Dive Brief:
- American businesses face increasing challenges when recruiting STEM (science, technology, engineering, and math) and IT professionals, according a new national survey.
- The survey from the American Competitiveness Alliance highlights issues such as scarcity of talent, climbing administrative and regulatory costs, and constricting wage pressures.
- The survey of 400 hiring managers and executives – conducted for the ACA by the Benenson Strategy Group – found that 8 in 10 report their company is investing more in STEM recruiting as a result of IT hiring challenges; 82% report hiring a skilled foreign worker costs as much or more than hiring a U.S. worker; and 3 in 4 professionals say the costs associated with sponsoring and complying with the H-1B visa program are already too high for most American companies.
Dive Insight:
As a result of this scarcity, wages have steadily increased for high-paying, in-demand positions in STEM fields, with three in four executives reporting higher salaries for their STEM workers than in the previous five years. Also, many of these jobs go unfilled for weeks or even months due to the limited pool of qualified candidates and increasing costs associated with recruitment and retention of skilled employees.

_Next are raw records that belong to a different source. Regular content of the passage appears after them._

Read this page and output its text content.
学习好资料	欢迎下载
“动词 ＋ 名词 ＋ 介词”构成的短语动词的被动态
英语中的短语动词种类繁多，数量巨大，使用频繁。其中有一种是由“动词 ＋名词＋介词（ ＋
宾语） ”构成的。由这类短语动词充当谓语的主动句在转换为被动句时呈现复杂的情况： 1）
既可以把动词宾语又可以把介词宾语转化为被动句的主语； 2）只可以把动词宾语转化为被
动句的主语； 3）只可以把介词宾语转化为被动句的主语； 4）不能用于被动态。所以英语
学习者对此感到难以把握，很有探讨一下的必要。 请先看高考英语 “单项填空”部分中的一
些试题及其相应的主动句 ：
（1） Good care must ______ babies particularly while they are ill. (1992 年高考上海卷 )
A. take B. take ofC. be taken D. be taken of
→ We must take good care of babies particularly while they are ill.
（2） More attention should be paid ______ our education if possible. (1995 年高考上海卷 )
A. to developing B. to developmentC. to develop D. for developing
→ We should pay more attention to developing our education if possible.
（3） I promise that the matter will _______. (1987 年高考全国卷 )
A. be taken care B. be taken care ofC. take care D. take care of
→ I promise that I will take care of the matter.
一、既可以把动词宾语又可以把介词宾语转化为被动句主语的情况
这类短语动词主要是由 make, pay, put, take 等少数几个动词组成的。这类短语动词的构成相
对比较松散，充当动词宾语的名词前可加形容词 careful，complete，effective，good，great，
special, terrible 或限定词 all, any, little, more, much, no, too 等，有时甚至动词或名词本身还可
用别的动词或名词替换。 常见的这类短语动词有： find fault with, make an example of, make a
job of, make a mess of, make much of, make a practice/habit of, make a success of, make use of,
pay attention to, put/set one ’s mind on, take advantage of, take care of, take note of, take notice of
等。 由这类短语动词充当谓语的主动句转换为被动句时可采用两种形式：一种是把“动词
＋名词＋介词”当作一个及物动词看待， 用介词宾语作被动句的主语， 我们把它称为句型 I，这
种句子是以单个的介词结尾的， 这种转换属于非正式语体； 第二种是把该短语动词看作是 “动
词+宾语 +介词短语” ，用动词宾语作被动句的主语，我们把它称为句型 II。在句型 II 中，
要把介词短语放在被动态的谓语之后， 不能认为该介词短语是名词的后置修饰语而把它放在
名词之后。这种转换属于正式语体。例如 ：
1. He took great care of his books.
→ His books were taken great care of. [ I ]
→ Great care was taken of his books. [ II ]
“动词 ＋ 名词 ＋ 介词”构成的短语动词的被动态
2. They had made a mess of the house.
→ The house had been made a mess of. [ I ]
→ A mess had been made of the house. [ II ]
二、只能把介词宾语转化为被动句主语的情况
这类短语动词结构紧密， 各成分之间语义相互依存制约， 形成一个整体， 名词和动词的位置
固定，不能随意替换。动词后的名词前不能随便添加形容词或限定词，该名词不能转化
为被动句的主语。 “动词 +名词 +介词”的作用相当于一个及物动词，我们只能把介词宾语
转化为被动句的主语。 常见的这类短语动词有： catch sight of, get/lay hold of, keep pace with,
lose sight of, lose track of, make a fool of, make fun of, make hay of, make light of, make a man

Matthew Slaughter, Dean of the Tuck School of Business at Dartmouth and academic advisor for the ACA, said the report's findings demonstrate that it will take a multi-faceted approach in closing America's skills gap. "While a robust investment in STEM education will help our economy in the long-run, we clearly need policies from Washington that support growth, not slow it," he says.
In fact, A 2013 Georgetown University Center on Education and the Workforce report found that the U.S. is on track to face a shortage of five million workers by the end of this decade, with nearly 80% of those positions requiring various levels of advanced education. The talent wars are not imaginary.